Diese kinderfreundlichen Orte sind gerade in der Zeit nach einer Katastrophe sehr wichtig: Positive Erlebnisse helfen den Kindern, traumatische Situationen während der Zyklone zu verarbeiten. Die Betreuer sind speziell geschult, um die Kinder psychologisch unterstützen zu können.
Eine der ersten Aufgaben für UNICEF nach den Wirbelstürmen war die Wiederherstellung einer zuverlässigen Wasserversorgung. Das Wasser, das in Tara-Tara aus dem Wasserhahn kommt, stammt aus einem großen Wassertank. Zweimal täglich wird frisches Wasser per Lastwagen zur Siedlung gebracht. Trinkwasserqualität hat das Wasser allerdings nicht und muss mit Chlor gereinigt werden. Bis Ende November soll die Siedlung an eine Wasserleitung angeschlossen werden.
Wir treffen einige Bewohner von Tara-Tara, die uns ihre Geschichte erzählen. Da ist die zehnjährige Josefine. Zusammen mit ihrer Mutter Samia Victor (29) baut sie an ihrem neuen Zuhause. So wie jeder Neusiedler haben sie eine Fläche von 20 x 40 Metern – und Baumaterialien zur Verfügung gestellt bekommen. Jetzt drücken sie feuchten Lehm in die Zwischenräume des Rohbaus. „Der Wind war unglaublich heftig“, erzählt sie uns. „Wir haben uns in eine Schule geflüchtet. Hier in Tara-Tara fühle ich mich sicher.“
Auch Aurelio (59) und Gracind (54) erzählen uns ihre Geschichte. Ihre alte Heimat liegt nur wenige Kilometer von Tara-Tara entfernt. „Wir waren alle zuhause als das Wasser kam. Wir dachten, es hört irgendwann auf – aber es hörte einfach nicht auf!“ Sechs Wochen musste die Familie in einer Notunterkunft ausharren, jetzt können sie sich in Tara-Tara eine neue Zukunft aufbauen.
Mit dem Auto fahren wir weiter. Eine Brücke ist eingestürzt und wir müssen durch das trockene Flussbett fahren. Wenige Kilometer weiter treffen wir in dem Städtchen Quissanga auf eine große Menschenansammlung an einer Wasserstelle. Zahllose Eimer warten darauf mit Wasser gefüllt zu werden. Wir erfahren, dass über die zerstörte Brücke, an der wir eben vorbeigefahren sind, auch die Wasser-Pipeline ging.

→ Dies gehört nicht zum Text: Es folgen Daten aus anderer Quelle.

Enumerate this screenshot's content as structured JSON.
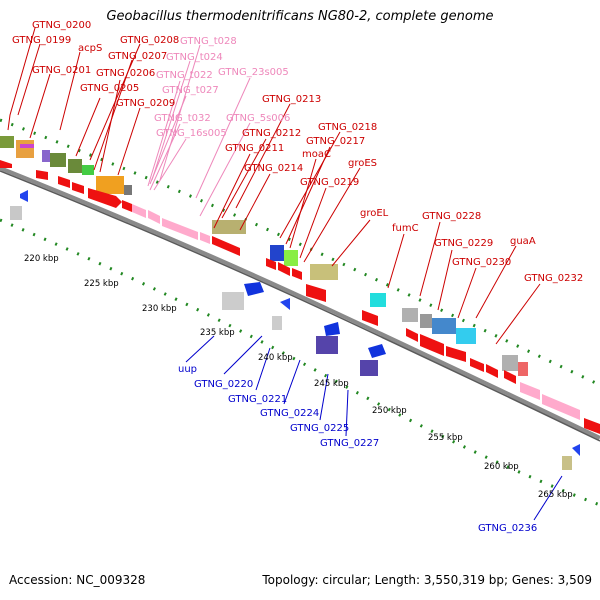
{
  "title": "Geobacillus thermodenitrificans NG80-2, complete genome",
  "footer": {
    "accession": "Accession: NC_009328",
    "summary": "Topology: circular; Length: 3,550,319 bp; Genes: 3,509"
  },
  "colors": {
    "forward_label": "#cc0000",
    "reverse_label": "#0000cc",
    "rna_label": "#ee88bb",
    "backbone": "#808080",
    "tick": "#228822"
  },
  "kbp_labels": [
    "220 kbp",
    "225 kbp",
    "230 kbp",
    "235 kbp",
    "240 kbp",
    "245 kbp",
    "250 kbp",
    "255 kbp",
    "260 kbp",
    "265 kbp"
  ],
  "forward_labels": [
    "GTNG_0200",
    "GTNG_0199",
    "acpS",
    "GTNG_0201",
    "GTNG_0208",
    "GTNG_0207",
    "GTNG_0206",
    "GTNG_0205",
    "GTNG_0209",
    "GTNG_0213",
    "GTNG_0218",
    "GTNG_0212",
    "GTNG_0217",
    "GTNG_0211",
    "moaC",
    "groES",
    "GTNG_0214",
    "GTNG_0219",
    "groEL",
    "fumC",
    "GTNG_0228",
    "GTNG_0229",
    "guaA",
    "GTNG_0230",
    "GTNG_0232"
  ],
  "rna_labels": [
    "GTNG_t028",
    "GTNG_t024",
    "GTNG_23s005",
    "GTNG_t022",
    "GTNG_t027",
    "GTNG_5s006",
    "GTNG_t032",
    "GTNG_16s005"
  ],
  "reverse_labels": [
    "uup",
    "GTNG_0220",
    "GTNG_0221",
    "GTNG_0224",
    "GTNG_0225",
    "GTNG_0227",
    "GTNG_0236"
  ]
}
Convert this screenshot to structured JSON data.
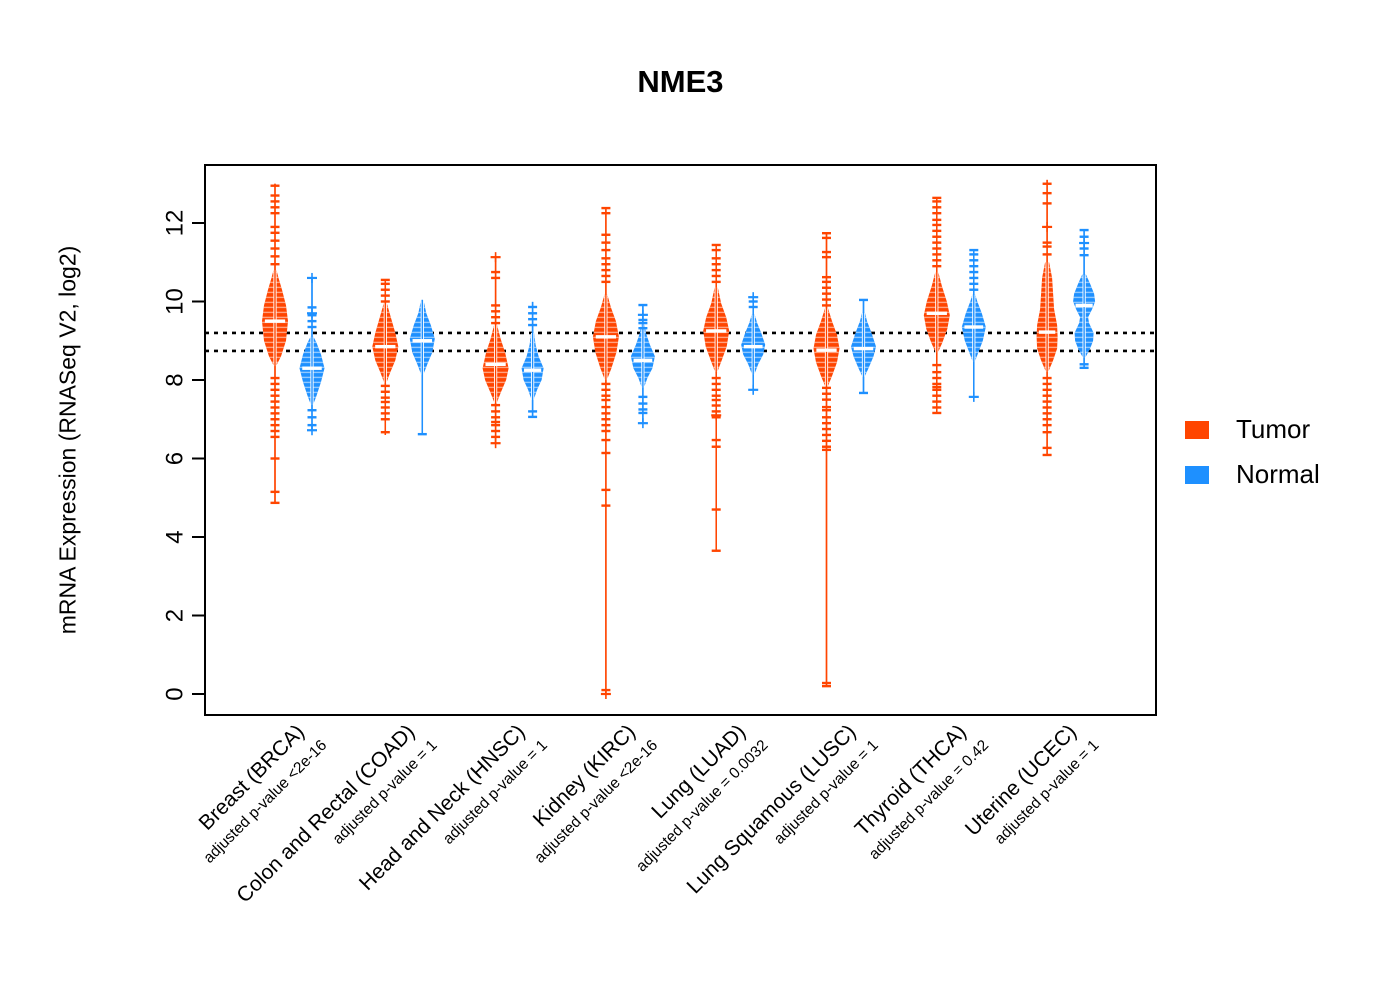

Auch sie wurde von den Wassermassen einfach weggeschwemmt. UNICEF hat in den Tagen nach der Katastrophe daran gearbeitet, die Pipeline über eine Länge von 27 Kilometern wiederherzustellen.
In den nächsten Monaten soll auch das Gesundheitszentrum, nur wenige hundert Meter von der Wasserstelle entfernt, an die Wasserversorgung angeschlossen sein. Auch dort läuft der Wiederaufbau auf Hochtouren. Die Schäden von Kenneth sind noch deutlich zu sehen. Die Dächer fehlen nach wie vor, die zerstörten Einrichtungsgegenstände lagern vor der Krankenstation. Die Patienten werden in provisorischen Zelten behandelt, die UNICEF zur Verfügung gestellt hat. 50 bis 60 Patienten werden hier täglich behandelt, erzählt uns der Arzt Dalizo Daka (28).
Kyano, sechs Monate alt, leidet an Malaria. Seine Mutter Muassire Chale kam rechtzeitig mit ihm in die Krankenstation, die Chancen stehen gut, dass ihr Sohn wieder vollständig gesund wird. Nach dem Zyklon hatten die Fälle von Malaria drastisch zugenommen. Durch stehende Gewässer nach den Überschwemmungen konnten sich die Malaria-Mücken rasant vermehren. UNICEF konnte mithilfe Ihrer Spenden die Gesundheitsversorgung wieder so aufbauen, dass die Malaria-Fälle nun wieder rückläufig sind.